T-bills bull run halted

The short term government note has ended its impressive performance after recording under subscription in the last week treasury bills auction for the first time since the beginning of the year.

The average weighted yield made its way upward to 9.37 per cent from 8.92 per cent of the previous session at an auction that saw investors’ low demand for the short term government paper, the Bank of Tanzania (BoT) has said.

Yield rates across all tenors declined significantly but did not discourage investors to scramble for the investment opportunity in the treasury bills.

The yield on the 364 days edged up to 10.37 per cent from 9.71 per cent of the auction held two weeks ago attracting bids worth 21.81bn/- against 55bn/- offered to the market.

Similarly, yield on the six months treasury bills increased to 9.78 per cent from 8.99 per cent of the previous session with total amount tendered rising to 48.35/-, up from 45bn/- offered for bidding.

For the 91 days tenor, yield rate made a slight increase to 6.86 per cent from 6.63 per cent of the other session attracting bids worth 23.32bn/- compared to 32bn/- offered to the market.

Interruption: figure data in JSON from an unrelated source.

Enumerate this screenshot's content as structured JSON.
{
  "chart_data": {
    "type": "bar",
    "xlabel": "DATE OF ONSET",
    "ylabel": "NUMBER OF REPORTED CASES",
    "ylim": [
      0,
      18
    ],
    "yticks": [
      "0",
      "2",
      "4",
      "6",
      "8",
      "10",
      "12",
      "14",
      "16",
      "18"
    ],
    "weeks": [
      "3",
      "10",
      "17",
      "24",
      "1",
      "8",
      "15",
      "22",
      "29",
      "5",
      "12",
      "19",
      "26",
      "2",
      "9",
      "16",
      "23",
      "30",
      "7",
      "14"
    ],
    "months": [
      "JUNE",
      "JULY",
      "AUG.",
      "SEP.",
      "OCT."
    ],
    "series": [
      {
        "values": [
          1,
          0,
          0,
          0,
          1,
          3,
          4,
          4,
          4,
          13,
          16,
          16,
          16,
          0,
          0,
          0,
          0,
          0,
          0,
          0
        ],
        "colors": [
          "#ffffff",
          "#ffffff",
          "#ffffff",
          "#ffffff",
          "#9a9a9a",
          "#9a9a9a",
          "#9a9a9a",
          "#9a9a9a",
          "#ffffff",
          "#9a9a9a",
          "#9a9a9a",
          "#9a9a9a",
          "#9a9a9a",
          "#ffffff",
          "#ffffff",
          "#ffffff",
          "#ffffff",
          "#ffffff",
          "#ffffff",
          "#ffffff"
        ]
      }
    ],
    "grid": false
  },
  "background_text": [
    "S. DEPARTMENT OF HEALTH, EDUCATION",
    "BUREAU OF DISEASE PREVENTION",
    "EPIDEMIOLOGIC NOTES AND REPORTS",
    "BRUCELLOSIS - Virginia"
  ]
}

Investors shunned from the 35 days offer although a total of 3bn/- was offered for bidding.

The participation of investors particularly from the East African region in the debt securities has increased competitions, the situation that is benefiting the government borrowing at the minimal price.

The BoT auction summary shows further that short term paper became under subscribed to 93.48bn/- compared to 135bn/- offered to the market for bidding.

The poor participation of investors in the short term government paper immediately after the long public holidays resulted to low performance.